Tak hanya dari sisi kredit, pertumbuhan juga terlihat pada dana pihak ketiga (DPK) yang naik 11,00 persen menjadi Rp437,01 miliar.
Kondisi ini membuat likuiditas perusahaan tetap terjaga dan mampu menopang ekspansi bisnis secara berkelanjutan.
Seiring dengan itu, total aset perseroan ikut meningkat 12,98 persen menjadi Rp524,38 miliar. Sementara modal inti tumbuh 8,79 persen menjadi Rp70,91 miliar.
Di tengah ekspansi tersebut, BPR BKK Blora tetap mampu menjaga kualitas aset dan tingkat kesehatan bank. Hal ini tercermin dari sejumlah indikator kinerja yang solid, di antaranya Return on Assets (ROA) sebesar 4,54 persen, Return on Equity (ROE) 39,36 persen, Capital Adequacy Ratio (CAR/KPMM) 18,14 persen, Loan to Deposit Ratio (LDR) 90,92 persen, serta Cash Ratio 14,24 persen.
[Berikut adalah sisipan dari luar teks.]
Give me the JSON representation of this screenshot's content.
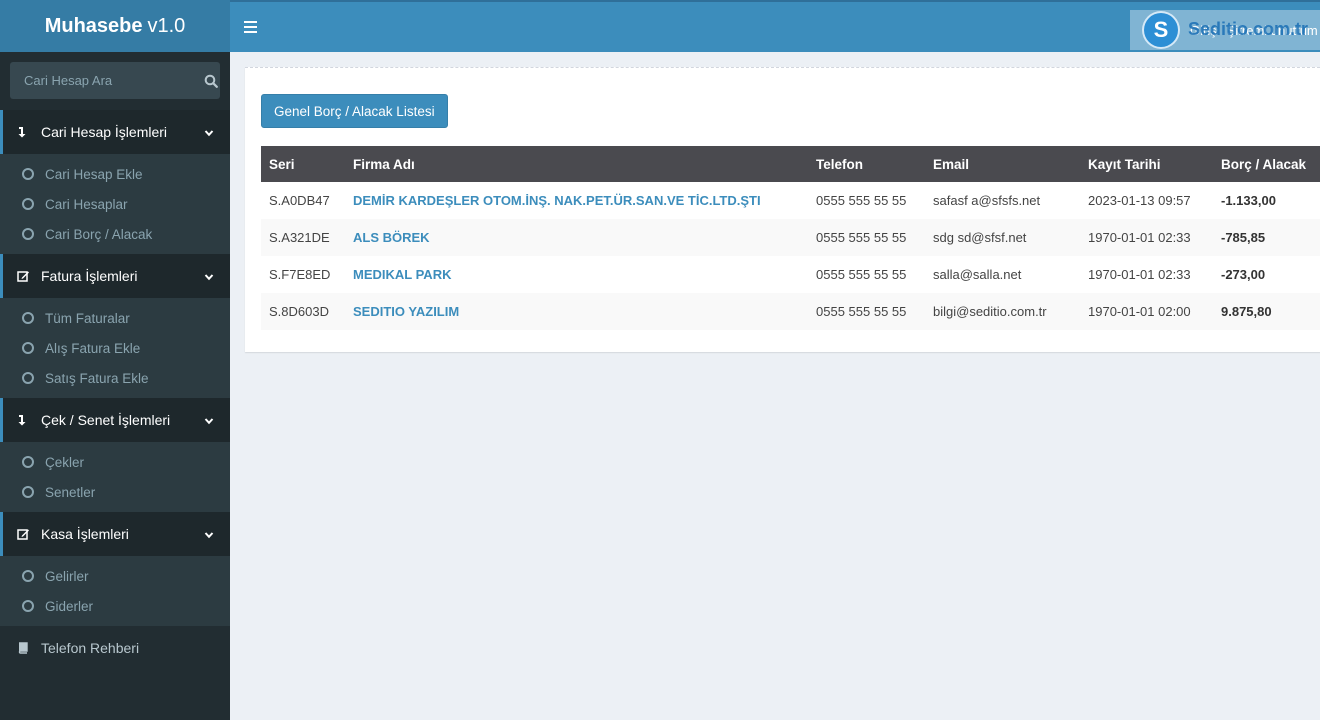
{
  "brand": {
    "bold": "Muhasebe",
    "version": "v1.0"
  },
  "topbar": {
    "links": [
      "Giriş",
      "Şifremi unuttum"
    ],
    "watermark_text": "Seditio.com.tr",
    "watermark_initial": "S"
  },
  "sidebar": {
    "search_placeholder": "Cari Hesap Ara",
    "groups": [
      {
        "label": "Cari Hesap İşlemleri",
        "icon": "arrow-down-icon",
        "items": [
          "Cari Hesap Ekle",
          "Cari Hesaplar",
          "Cari Borç / Alacak"
        ]
      },
      {
        "label": "Fatura İşlemleri",
        "icon": "edit-icon",
        "items": [
          "Tüm Faturalar",
          "Alış Fatura Ekle",
          "Satış Fatura Ekle"
        ]
      },
      {
        "label": "Çek / Senet İşlemleri",
        "icon": "arrow-down-icon",
        "items": [
          "Çekler",
          "Senetler"
        ]
      },
      {
        "label": "Kasa İşlemleri",
        "icon": "edit-icon",
        "items": [
          "Gelirler",
          "Giderler"
        ]
      }
    ],
    "phonebook": {
      "label": "Telefon Rehberi",
      "icon": "book-icon"
    }
  },
  "main": {
    "button_label": "Genel Borç / Alacak Listesi",
    "table": {
      "columns": [
        "Seri",
        "Firma Adı",
        "Telefon",
        "Email",
        "Kayıt Tarihi",
        "Borç / Alacak"
      ],
      "rows": [
        [
          "S.A0DB47",
          "DEMİR KARDEŞLER OTOM.İNŞ. NAK.PET.ÜR.SAN.VE TİC.LTD.ŞTI",
          "0555 555 55 55",
          "safasf a@sfsfs.net",
          "2023-01-13 09:57",
          "-1.133,00"
        ],
        [
          "S.A321DE",
          "ALS BÖREK",
          "0555 555 55 55",
          "sdg sd@sfsf.net",
          "1970-01-01 02:33",
          "-785,85"
        ],
        [
          "S.F7E8ED",
          "MEDIKAL PARK",
          "0555 555 55 55",
          "salla@salla.net",
          "1970-01-01 02:33",
          "-273,00"
        ],
        [
          "S.8D603D",
          "SEDITIO YAZILIM",
          "0555 555 55 55",
          "bilgi@seditio.com.tr",
          "1970-01-01 02:00",
          "9.875,80"
        ]
      ]
    }
  },
  "colors": {
    "header": "#3c8dbc",
    "logo_bg": "#357ca5",
    "sidebar": "#222d32",
    "accent": "#3c8dbc"
  }
}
“Fundamental perusahaan tetap kuat. Kami berkomitmen menjaga keseimbangan antara pertumbuhan dan kualitas aset,” tambah Puguh.
Konsistensi kinerja tersebut juga mendapat pengakuan nasional. PT BPR BKK Blora (Perseroda) berhasil meraih skor penilaian 97,52 dengan predikat “Sangat Bagus” serta menempati peringkat kelima nasional dalam kategori BPR dengan aset Rp500 miliar hingga di bawah Rp1 triliun pada ajang penilaian InfoBank terhadap 421 BPR terbaik tahun 2026.
Menurut Puguh, capaian ini menjadi bukti nyata komitmen perusahaan dalam memperluas akses pembiayaan bagi masyarakat, khususnya pelaku UMKM.
“Ini bukan sekadar angka, tapi wujud kontribusi kami dalam mendorong pertumbuhan ekonomi daerah,” pungkasnya.